Cell patterning and cell manipulation are for better control and understanding, and their application in practical biomedicine. In this regard, nanobiotechnologists have developed and implemented new methods to immobilize cells on substrates in a controlled manner, so-called cell patterning. Cell patterning and cell manipulation currently represent fundamental steps for conducting drug testing experiments as well as conducting basic research in the field of biology. Among them, magnetic manipulation refers to the manipulation of cells using permanent magnets or electromagnets. Since cells often lack paramagnetism or diamagnetism, immunomagnetic beads are used for cell surface labeling. Surface-modified magnetic beads can adhere to the cell surface through the specific binding of antibodies to antigens.

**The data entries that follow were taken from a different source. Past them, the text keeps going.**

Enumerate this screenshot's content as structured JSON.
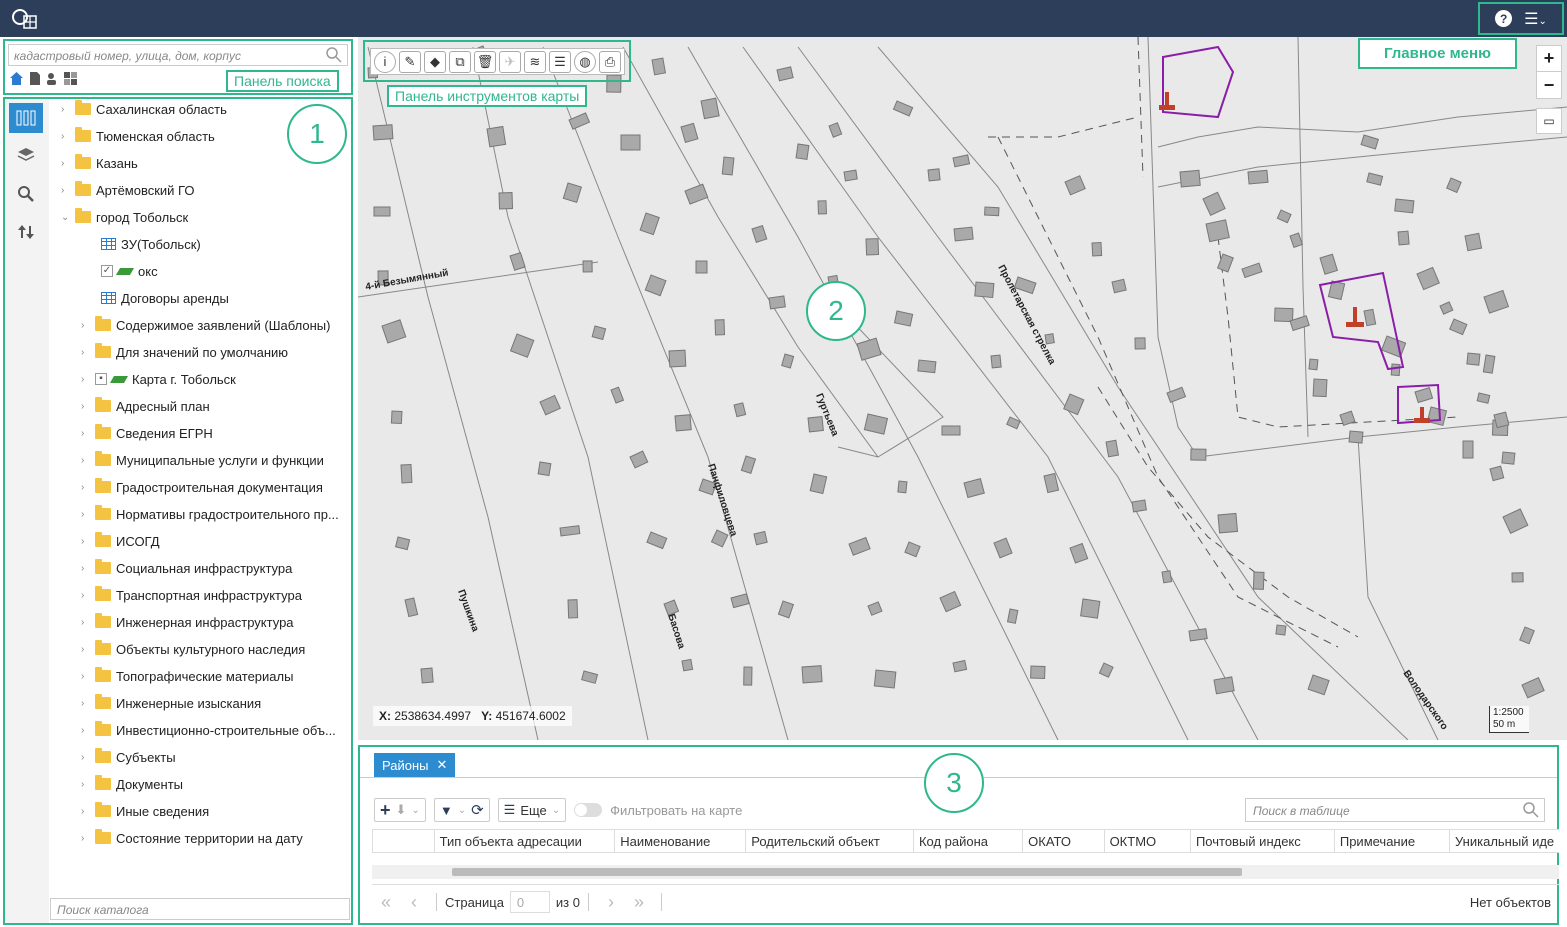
{
  "header": {
    "help_icon": "?",
    "menu_icon": "☰"
  },
  "annotations": {
    "main_menu": "Главное меню",
    "search_panel": "Панель поиска",
    "map_toolbar": "Панель  инструментов карты",
    "num1": "1",
    "num2": "2",
    "num3": "3"
  },
  "search": {
    "placeholder": "кадастровый номер, улица, дом, корпус"
  },
  "tree": {
    "items": [
      {
        "label": "Сахалинская область",
        "type": "folder",
        "level": 0
      },
      {
        "label": "Тюменская область",
        "type": "folder",
        "level": 0
      },
      {
        "label": "Казань",
        "type": "folder",
        "level": 0
      },
      {
        "label": "Артёмовский ГО",
        "type": "folder",
        "level": 0
      },
      {
        "label": "город Тобольск",
        "type": "folder-open",
        "level": 0
      },
      {
        "label": "ЗУ(Тобольск)",
        "type": "table",
        "level": 1
      },
      {
        "label": "окс",
        "type": "layer",
        "level": 1
      },
      {
        "label": "Договоры аренды",
        "type": "table",
        "level": 1
      },
      {
        "label": "Содержимое заявлений (Шаблоны)",
        "type": "folder",
        "level": 1
      },
      {
        "label": "Для значений по умолчанию",
        "type": "folder",
        "level": 1
      },
      {
        "label": "Карта г. Тобольск",
        "type": "map",
        "level": 1
      },
      {
        "label": "Адресный план",
        "type": "folder",
        "level": 1
      },
      {
        "label": "Сведения ЕГРН",
        "type": "folder",
        "level": 1
      },
      {
        "label": "Муниципальные услуги и функции",
        "type": "folder",
        "level": 1
      },
      {
        "label": "Градостроительная документация",
        "type": "folder",
        "level": 1
      },
      {
        "label": "Нормативы градостроительного пр...",
        "type": "folder",
        "level": 1
      },
      {
        "label": "ИСОГД",
        "type": "folder",
        "level": 1
      },
      {
        "label": "Социальная инфраструктура",
        "type": "folder",
        "level": 1
      },
      {
        "label": "Транспортная инфраструктура",
        "type": "folder",
        "level": 1
      },
      {
        "label": "Инженерная инфраструктура",
        "type": "folder",
        "level": 1
      },
      {
        "label": "Объекты культурного наследия",
        "type": "folder",
        "level": 1
      },
      {
        "label": "Топографические материалы",
        "type": "folder",
        "level": 1
      },
      {
        "label": "Инженерные изыскания",
        "type": "folder",
        "level": 1
      },
      {
        "label": "Инвестиционно-строительные объ...",
        "type": "folder",
        "level": 1
      },
      {
        "label": "Субъекты",
        "type": "folder",
        "level": 1
      },
      {
        "label": "Документы",
        "type": "folder",
        "level": 1
      },
      {
        "label": "Иные сведения",
        "type": "folder",
        "level": 1
      },
      {
        "label": "Состояние территории на дату",
        "type": "folder",
        "level": 1
      }
    ],
    "catalog_search_placeholder": "Поиск каталога"
  },
  "map": {
    "streets": [
      "4-й Безымянный",
      "Пролетарская стрелка",
      "Гуртьева",
      "Панфиловцева",
      "Пушкина",
      "Басова",
      "Володарского"
    ],
    "coords": {
      "x_label": "X:",
      "x_value": "2538634.4997",
      "y_label": "Y:",
      "y_value": "451674.6002"
    },
    "scale": {
      "ratio": "1:2500",
      "distance": "50 m"
    },
    "zoom_in": "+",
    "zoom_out": "−"
  },
  "table_panel": {
    "tab_label": "Районы",
    "more_label": "Еще",
    "filter_on_map_label": "Фильтровать на карте",
    "search_placeholder": "Поиск в таблице",
    "columns": [
      "Тип объекта адресации",
      "Наименование",
      "Родительский объект",
      "Код района",
      "ОКАТО",
      "ОКТМО",
      "Почтовый индекс",
      "Примечание",
      "Уникальный иде"
    ],
    "pager": {
      "page_label": "Страница",
      "page_value": "0",
      "of_label": "из 0",
      "no_objects": "Нет объектов"
    }
  }
}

Magnetic forces and magnetic biomaterials can not only guide cells for tissue engineering applications that require complex and functional tissues. The 3D magnetic bioprinting system can also be used to remove uterine rings from patient cells. In this system the cells are magnetized with biocompatible gold nanoparticles, iron oxide and polylysine, but these do not change the behavior of the cells. After the magnetization procedure, the resuspended cells were placed under a 384-well plate on a magnet to form a tight ring structure in each well. This fast mode was used to study the contractility of different inhibitors simultaneously. In addition, the need for single-cell studies of membrane function, interactions with new drugs, detection and classification, and other biological applications are driving the development of magnetic single-cell arrays.
Fig.1 Phase-microscope images of cell patterns created by magnetic forces.
For single-cell studies, we use magnetic manipulation to form patterns with complex structures and to precisely locate individual cells on large arrays. To manipulate cells, we magnetically and specifically label cells using immunomagnetic labeling and magnetic in situ hybridization strategies to localize labeled single cells into the target space. Additionally, we offer combined systems of magnetic and microfluidic systems. We enhanced the immunomagnetic separation of cells by embedding paramagnetic structures within microfluidic channels. Compared to channels without magnetic structures, this approach will greatly improve the trapping efficiency. The layout of the magnetic structures and the location of the external magnets will together determine the spatial distribution of the captured cells.
For bacterial research, we offer magnetic arrays suitable for bacterial patterns. We magnetically label bacteria by immunomagnetic in situ hybridization to improve specificity and ensure bacterial immobilization, suitable for further study of bacteria.
In tissue engineering, we can facilitate three-dimensionally controlled seeding of cells by magnetic guidance. We provide magnetic scaffolds with short-scale strong magnetic gradients capable of orienting and trapping magnetized cells on selected sides of the scaffold fibers. Such localized magnetic patterns provide a convenient route to construct 3D cellular architectures with microscale texture control.